September is traditionally one of the strongest fundraising months for presidential campaigns. But after a surprisingly positive August, we simply have not witnessed the expected uptick in fundraising over the last three weeks.

To put it bluntly, we need to scale our operation up in October and November to remain competitive and need a strong September to make that happen.

“I want to be clear: This isn’t an end-of-quarter stunt or another one of those memos from a campaign trying to spin the press,” campaign manager Addisu Demissie added. I believe him. I don’t think they would have frankly acknowledged that their fundraising thus far this month has been disappointing if this were a stunt. And certainly they wouldn’t have staked the viability of the campaign on hitting a particular number knowing how the media will spin it now if Booker doesn’t reach that number.

The most noteworthy line in the memo has to do with other campaigns. There are just four, Demissie claims, that have the financial wherewithal to compete nationally right now. That would be Biden, Bernie, Warren, and Pete Buttigieg, who led the field in fundraising in the second quarter. In other words, Demissie seems to think Kamala Harris is in a predicament not unlike Booker’s, and even says elliptically at one point, “Cory Booker might not be in this race for much longer — the same is true for other important voices in the field.” Is the Democratic Party of 2019 really on the brink of producing a final four in which all are white and three of the four are men? “We have the most diverse Democratic field in history and I think it would be a shame if that diversity was not reflected in the candidates who end up competing for the nomination once people actually start voting come next spring,” said Demissie to the Daily Beast. Given the state of Harris’s polling lately, it’s anyone’s guess right now whether she’ll be in the race on January 1st.

Booker dropping out would be a big deal because he’s the only candidate outside the top tier who still has breakout potential, I think. Harris got her look from voters in late June and now seems to have been tossed away. Beto’s tried everything he can think of to get noticed and continues to plod along at three or four percent. Castro seemed to have potential but then made everyone mad at him with his dig at Biden’s forgetfulness at the last debate. Klobuchar is a total nonfactor and Yang is a gimmick candidate with his UBI pitch. Booker’s the one person who seems like he might be broadly acceptable to different Democratic constituencies if he caught a few breaks — he’s African-American, he’s progressive-ish, he has charm on the stump. He’s embraced some radical ideas, like O’Rourke’s mandatory buyback proposal, but has a knack for not seeming radical. If Biden suddenly imploded, Booker might find himself a destination for black voters currently supporting Grandpa Joe, which would instantly make him a top-tier candidate. But for whatever reason, he hasn’t caught on. I checked RCP this afternoon and was surprised to find that Booker has never touched five percent in a national primary poll since April. Not once. He has reached four percent a few times but even that’s infrequent.

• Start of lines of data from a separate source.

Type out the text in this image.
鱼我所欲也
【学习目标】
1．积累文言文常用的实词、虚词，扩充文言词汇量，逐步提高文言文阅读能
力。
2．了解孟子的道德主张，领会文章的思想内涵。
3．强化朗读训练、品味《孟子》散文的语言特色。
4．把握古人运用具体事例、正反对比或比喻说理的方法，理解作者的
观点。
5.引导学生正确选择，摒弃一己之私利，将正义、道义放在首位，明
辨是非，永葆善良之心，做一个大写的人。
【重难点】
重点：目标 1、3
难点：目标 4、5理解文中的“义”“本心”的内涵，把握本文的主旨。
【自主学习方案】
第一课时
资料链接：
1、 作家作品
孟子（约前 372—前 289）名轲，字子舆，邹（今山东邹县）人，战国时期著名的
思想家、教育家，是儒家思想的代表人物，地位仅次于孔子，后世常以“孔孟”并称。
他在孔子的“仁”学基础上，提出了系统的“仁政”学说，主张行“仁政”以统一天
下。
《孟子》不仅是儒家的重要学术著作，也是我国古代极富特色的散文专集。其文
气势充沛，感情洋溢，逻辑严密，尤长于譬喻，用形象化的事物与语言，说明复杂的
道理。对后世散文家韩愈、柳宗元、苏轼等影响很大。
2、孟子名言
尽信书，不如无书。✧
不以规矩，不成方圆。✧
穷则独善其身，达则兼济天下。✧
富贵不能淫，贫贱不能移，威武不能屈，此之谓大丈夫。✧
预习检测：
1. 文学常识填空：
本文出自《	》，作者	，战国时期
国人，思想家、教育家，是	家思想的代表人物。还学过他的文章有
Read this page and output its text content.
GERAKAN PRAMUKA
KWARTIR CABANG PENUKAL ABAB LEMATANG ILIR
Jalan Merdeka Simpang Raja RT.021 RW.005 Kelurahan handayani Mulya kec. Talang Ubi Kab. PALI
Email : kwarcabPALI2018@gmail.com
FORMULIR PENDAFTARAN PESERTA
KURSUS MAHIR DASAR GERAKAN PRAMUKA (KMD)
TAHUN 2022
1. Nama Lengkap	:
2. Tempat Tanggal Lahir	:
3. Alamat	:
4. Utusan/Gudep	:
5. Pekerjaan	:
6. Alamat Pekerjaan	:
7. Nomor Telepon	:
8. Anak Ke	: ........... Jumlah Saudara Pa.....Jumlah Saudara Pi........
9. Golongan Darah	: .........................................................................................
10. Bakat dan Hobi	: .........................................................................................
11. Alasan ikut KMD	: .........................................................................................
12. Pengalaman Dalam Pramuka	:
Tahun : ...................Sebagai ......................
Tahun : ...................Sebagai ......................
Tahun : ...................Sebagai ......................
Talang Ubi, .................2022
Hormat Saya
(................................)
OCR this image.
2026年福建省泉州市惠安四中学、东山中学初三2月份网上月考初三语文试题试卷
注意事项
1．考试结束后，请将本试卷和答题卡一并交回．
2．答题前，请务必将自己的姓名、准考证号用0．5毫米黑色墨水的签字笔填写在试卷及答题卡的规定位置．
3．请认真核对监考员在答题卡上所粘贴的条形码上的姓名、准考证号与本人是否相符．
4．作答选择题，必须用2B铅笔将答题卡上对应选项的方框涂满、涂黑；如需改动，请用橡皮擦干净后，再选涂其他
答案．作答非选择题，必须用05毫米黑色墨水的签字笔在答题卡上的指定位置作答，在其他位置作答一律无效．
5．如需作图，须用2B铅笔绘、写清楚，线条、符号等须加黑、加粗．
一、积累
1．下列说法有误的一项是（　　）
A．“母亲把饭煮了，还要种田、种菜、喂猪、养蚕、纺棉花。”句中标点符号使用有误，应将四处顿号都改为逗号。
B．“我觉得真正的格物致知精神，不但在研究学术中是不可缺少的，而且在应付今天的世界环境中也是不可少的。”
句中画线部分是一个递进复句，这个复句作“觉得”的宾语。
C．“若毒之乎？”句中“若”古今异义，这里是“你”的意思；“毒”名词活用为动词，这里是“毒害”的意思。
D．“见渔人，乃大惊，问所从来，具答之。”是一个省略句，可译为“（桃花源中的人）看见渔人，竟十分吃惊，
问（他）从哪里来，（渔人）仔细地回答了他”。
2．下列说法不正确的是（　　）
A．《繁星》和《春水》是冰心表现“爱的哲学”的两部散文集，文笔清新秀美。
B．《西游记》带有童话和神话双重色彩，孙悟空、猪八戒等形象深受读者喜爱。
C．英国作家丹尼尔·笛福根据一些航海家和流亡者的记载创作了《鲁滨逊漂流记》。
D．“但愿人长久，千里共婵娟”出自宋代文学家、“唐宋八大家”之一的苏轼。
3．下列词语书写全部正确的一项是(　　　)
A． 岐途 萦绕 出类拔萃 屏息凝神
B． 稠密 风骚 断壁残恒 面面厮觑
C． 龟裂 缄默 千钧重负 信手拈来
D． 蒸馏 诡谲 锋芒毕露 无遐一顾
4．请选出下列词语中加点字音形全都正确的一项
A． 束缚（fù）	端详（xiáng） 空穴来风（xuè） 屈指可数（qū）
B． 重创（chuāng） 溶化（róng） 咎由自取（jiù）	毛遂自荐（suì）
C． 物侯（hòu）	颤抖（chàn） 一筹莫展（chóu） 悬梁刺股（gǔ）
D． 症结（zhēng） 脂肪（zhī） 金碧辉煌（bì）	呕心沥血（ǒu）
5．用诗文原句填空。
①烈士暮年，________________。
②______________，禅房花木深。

If he has to quit because he can’t raise enough dough and Harris continues to crawl along at four percent, it’ll mean the two black candidates in the race — both well-known U.S. senators, both formidable when the race began — were sidelined months before voting began in Iowa. That would be genuinely shocking. And it would be a huge boon to Biden, who worried from the start about Booker and Harris potentially wooing away black voters from him. A final four of Joe, Warren, Sanders, and Buttigieg, with the last three fighting over progressives and young adults and leaving Biden left to consolidate African-Americans and older voters, is about as favorable a battlefield as Biden could have hoped for when the race began.